Don’t wrap yourself up in clothes right away. Warm up incrementally. Otherwise the blood vessels in your extremities will open up too soon and cold blood will mix with your core. You’ll start shaking uncontrollably, because your body will do everything to keep its core temperature. This is referred to as the “aftershock”.
Read up on the Wim Hof breathing method. This increases oxygen in your body and makes your skin receptors less susceptible to pain. Never do this in the water. This breathing exercise is very powerful and you could faint.
Breathe out slowly when you make the first step in to the water. A long exhale relaxes you.
Slide into the water up to your neck directly. I find it more painful to stay in the water up to my knees and then sink in.
Don’t go into heavy exercise after coming out of the water. Breathe deeply in and out and just move your body around. Stay active but don’t start doing push ups or squats immediately. You can do those later though if you’re still cold after a while.
If you’re hiking outside, keep your hands in your pockets near your stomach. There it will always be warm.
Having a rather empty stomach makes it easier.
Sounds simple, but… smile! Make fun of the cold. Play with it.
As soon as I walked around with no shirt at –5 °C for an hour—and I haven’t turned into Ötzi lying on the roadside—I start asking myself: “Where else am I limiting myself? What do I perceive to be impossible?”
There will be nothing else you will think about and you will be in the now completely. This can be seen as a shortcut to a meditative state.
Never force anything. It’s not a competition. You have to be able to regenerate heat yourself afterwards.
Don’t go alone, always have someone with you. Understand that low temperatures have great energy but can also be dangerous.

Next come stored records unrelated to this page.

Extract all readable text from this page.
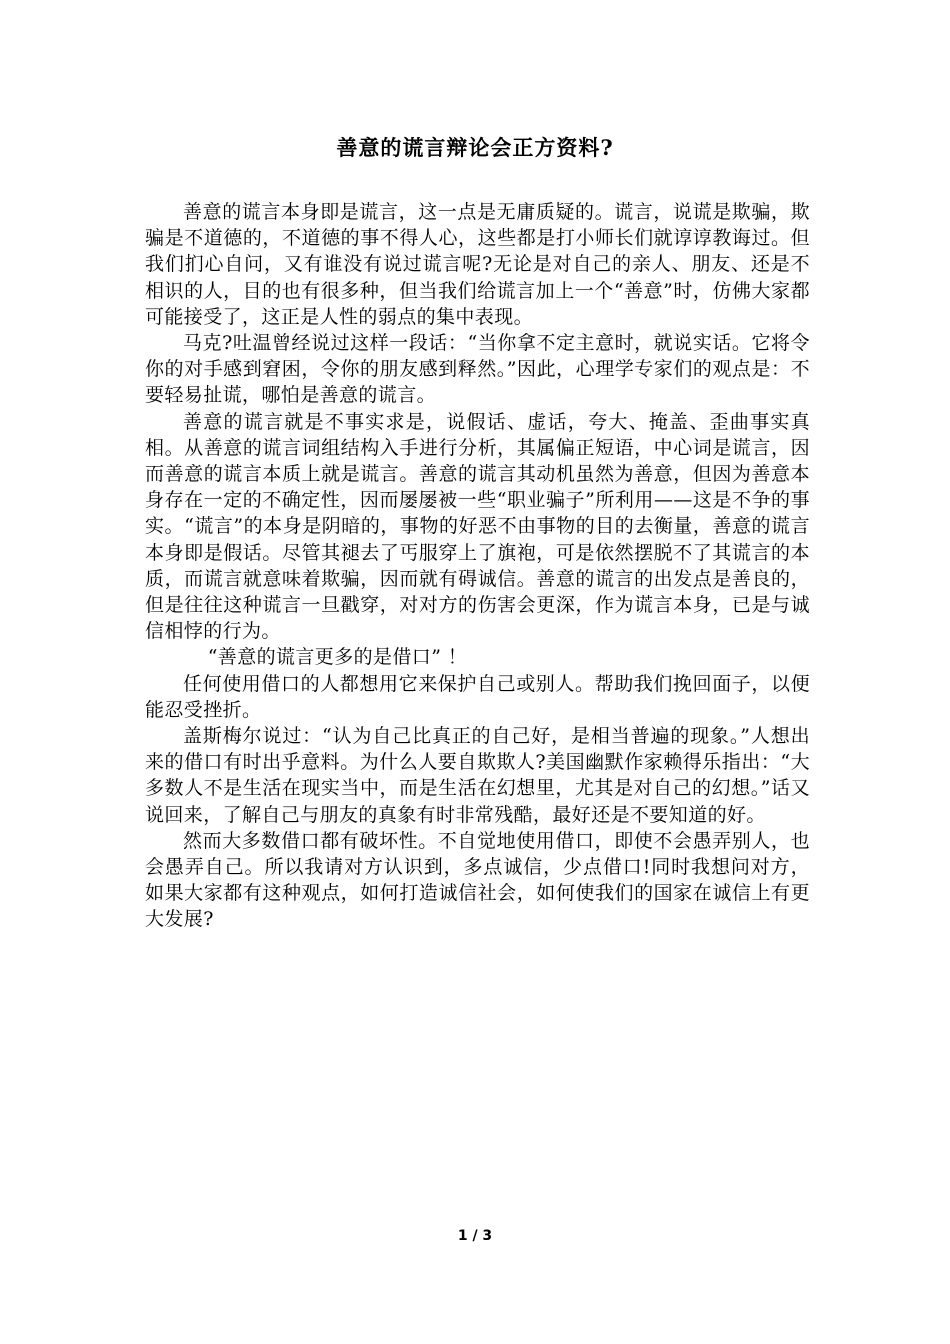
善意的谎言辩论会正方资料?

善意的谎言本身即是谎言，这一点是无庸质疑的。谎言，说谎是欺骗，欺骗是不道德的，不道德的事不得人心，这些都是打小师长们就谆谆教诲过。但我们扪心自问，又有谁没有说过谎言呢?无论是对自己的亲人、朋友、还是不相识的人，目的也有很多种，但当我们给谎言加上一个“善意”时，仿佛大家都可能接受了，这正是人性的弱点的集中表现。

马克?吐温曾经说过这样一段话：“当你拿不定主意时，就说实话。它将令你的对手感到窘困，令你的朋友感到释然。”因此，心理学专家们的观点是：不要轻易扯谎，哪怕是善意的谎言。

善意的谎言就是不事实求是，说假话、虚话，夸大、掩盖、歪曲事实真相。从善意的谎言词组结构入手进行分析，其属偏正短语，中心词是谎言，因而善意的谎言本质上就是谎言。善意的谎言其动机虽然为善意，但因为善意本身存在一定的不确定性，因而屡屡被一些“职业骗子”所利用——这是不争的事实。“谎言”的本身是阴暗的，事物的好恶不由事物的目的去衡量，善意的谎言本身即是假话。尽管其褪去了丐服穿上了旗袍，可是依然摆脱不了其谎言的本质，而谎言就意味着欺骗，因而就有碍诚信。善意的谎言的出发点是善良的，但是往往这种谎言一旦戳穿，对对方的伤害会更深，作为谎言本身，已是与诚信相悖的行为。

“善意的谎言更多的是借口” ！

任何使用借口的人都想用它来保护自己或别人。帮助我们挽回面子，以便能忍受挫折。

盖斯梅尔说过：“认为自己比真正的自己好，是相当普遍的现象。”人想出来的借口有时出乎意料。为什么人要自欺欺人?美国幽默作家赖得乐指出：“大多数人不是生活在现实当中，而是生活在幻想里，尤其是对自己的幻想。”话又说回来，了解自己与朋友的真象有时非常残酷，最好还是不要知道的好。

然而大多数借口都有破坏性。不自觉地使用借口，即使不会愚弄别人，也会愚弄自己。所以我请对方认识到，多点诚信，少点借口!同时我想问对方，如果大家都有这种观点，如何打造诚信社会，如何使我们的国家在诚信上有更大发展?

1 / 3
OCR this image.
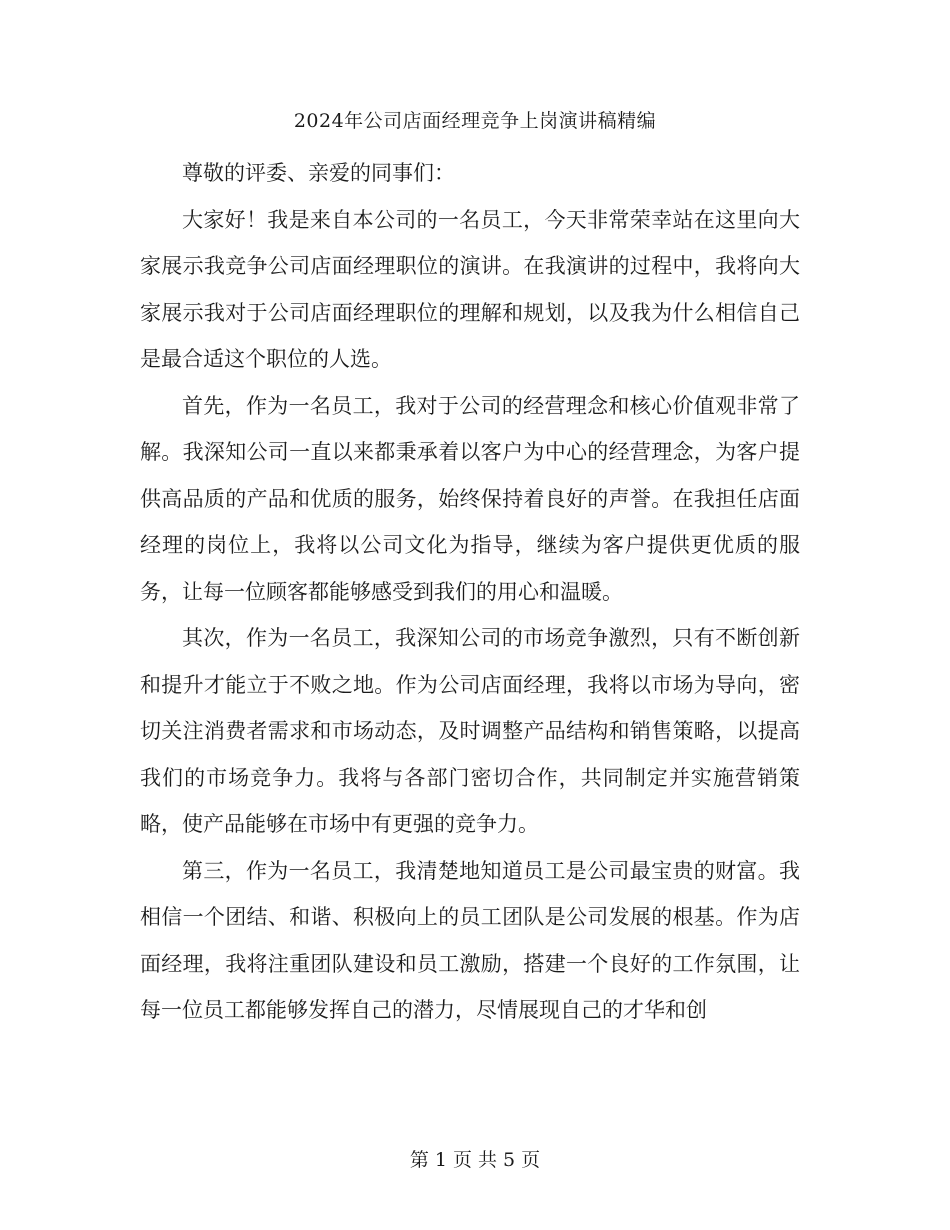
2024年公司店面经理竞争上岗演讲稿精编

尊敬的评委、亲爱的同事们：

大家好！我是来自本公司的一名员工，今天非常荣幸站在这里向大家展示我竞争公司店面经理职位的演讲。在我演讲的过程中，我将向大家展示我对于公司店面经理职位的理解和规划，以及我为什么相信自己是最合适这个职位的人选。

首先，作为一名员工，我对于公司的经营理念和核心价值观非常了解。我深知公司一直以来都秉承着以客户为中心的经营理念，为客户提供高品质的产品和优质的服务，始终保持着良好的声誉。在我担任店面经理的岗位上，我将以公司文化为指导，继续为客户提供更优质的服务，让每一位顾客都能够感受到我们的用心和温暖。

其次，作为一名员工，我深知公司的市场竞争激烈，只有不断创新和提升才能立于不败之地。作为公司店面经理，我将以市场为导向，密切关注消费者需求和市场动态，及时调整产品结构和销售策略，以提高我们的市场竞争力。我将与各部门密切合作，共同制定并实施营销策略，使产品能够在市场中有更强的竞争力。

第三，作为一名员工，我清楚地知道员工是公司最宝贵的财富。我相信一个团结、和谐、积极向上的员工团队是公司发展的根基。作为店面经理，我将注重团队建设和员工激励，搭建一个良好的工作氛围，让每一位员工都能够发挥自己的潜力，尽情展现自己的才华和创

第 1 页 共 5 页
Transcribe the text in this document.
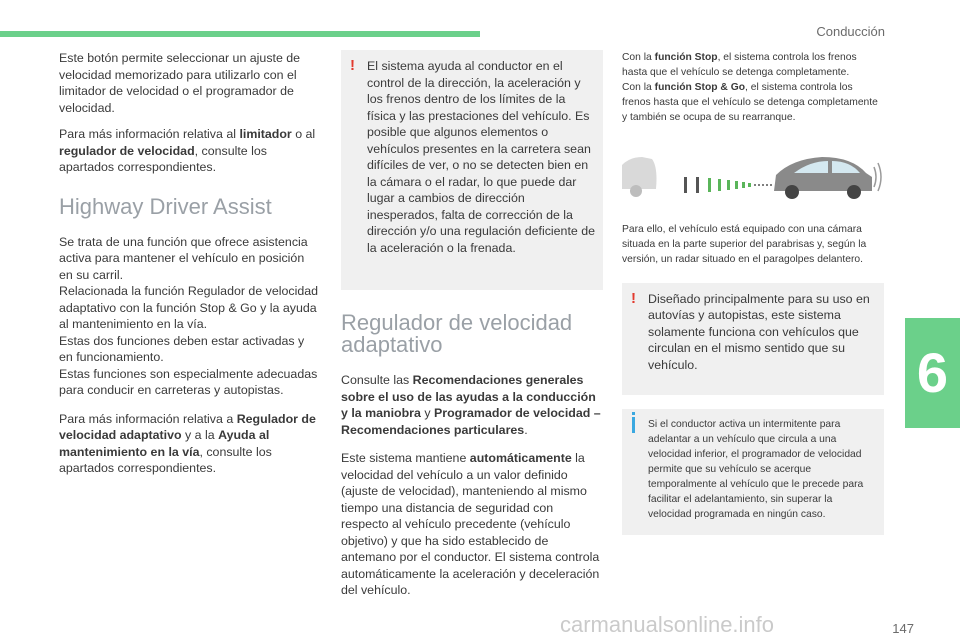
Conducción

Este botón permite seleccionar un ajuste de velocidad memorizado para utilizarlo con el limitador de velocidad o el programador de velocidad.

Para más información relativa al limitador o al regulador de velocidad, consulte los apartados correspondientes.

Highway Driver Assist

Se trata de una función que ofrece asistencia activa para mantener el vehículo en posición en su carril.
Relacionada la función Regulador de velocidad adaptativo con la función Stop & Go y la ayuda al mantenimiento en la vía.
Estas dos funciones deben estar activadas y en funcionamiento.
Estas funciones son especialmente adecuadas para conducir en carreteras y autopistas.

Para más información relativa a Regulador de velocidad adaptativo y a la Ayuda al mantenimiento en la vía, consulte los apartados correspondientes.

! El sistema ayuda al conductor en el control de la dirección, la aceleración y los frenos dentro de los límites de la física y las prestaciones del vehículo. Es posible que algunos elementos o vehículos presentes en la carretera sean difíciles de ver, o no se detecten bien en la cámara o el radar, lo que puede dar lugar a cambios de dirección inesperados, falta de corrección de la dirección y/o una regulación deficiente de la aceleración o la frenada.
Regulador de velocidad adaptativo

Consulte las Recomendaciones generales sobre el uso de las ayudas a la conducción y la maniobra y Programador de velocidad – Recomendaciones particulares.

Este sistema mantiene automáticamente la velocidad del vehículo a un valor definido (ajuste de velocidad), manteniendo al mismo tiempo una distancia de seguridad con respecto al vehículo precedente (vehículo objetivo) y que ha sido establecido de antemano por el conductor. El sistema controla automáticamente la aceleración y deceleración del vehículo.

Con la función Stop, el sistema controla los frenos hasta que el vehículo se detenga completamente.

Con la función Stop & Go, el sistema controla los frenos hasta que el vehículo se detenga completamente y también se ocupa de su rearranque.

Para ello, el vehículo está equipado con una cámara situada en la parte superior del parabrisas y, según la versión, un radar situado en el paragolpes delantero.

! Diseñado principalmente para su uso en autovías y autopistas, este sistema solamente funciona con vehículos que circulan en el mismo sentido que su vehículo.
Si el conductor activa un intermitente para adelantar a un vehículo que circula a una velocidad inferior, el programador de velocidad permite que su vehículo se acerque temporalmente al vehículo que le precede para facilitar el adelantamiento, sin superar la velocidad programada en ningún caso.
6
carmanualsonline.info	147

Emotions, a dish best served cold
When I get into the cold, I get the whole palette of primal fears and joys served up all at once. I have to conquer my willpower, I can feel my heart shooting adrenaline through my veins. I get out of the water and feel relief and pride of having done it again. As soon as the warmth comes back, I get a big smile and feel kind of “high”. I wonder if there is a connection between the the popularity of ice bathing and dark winters in the Scandinavian countries?
Too much high-energy-food causes diseases like overweight. Constant warmth and comfort can be put on the same scale. It’s okay to freeze for an hour and then return to our heated homes. This stuff works. Try it!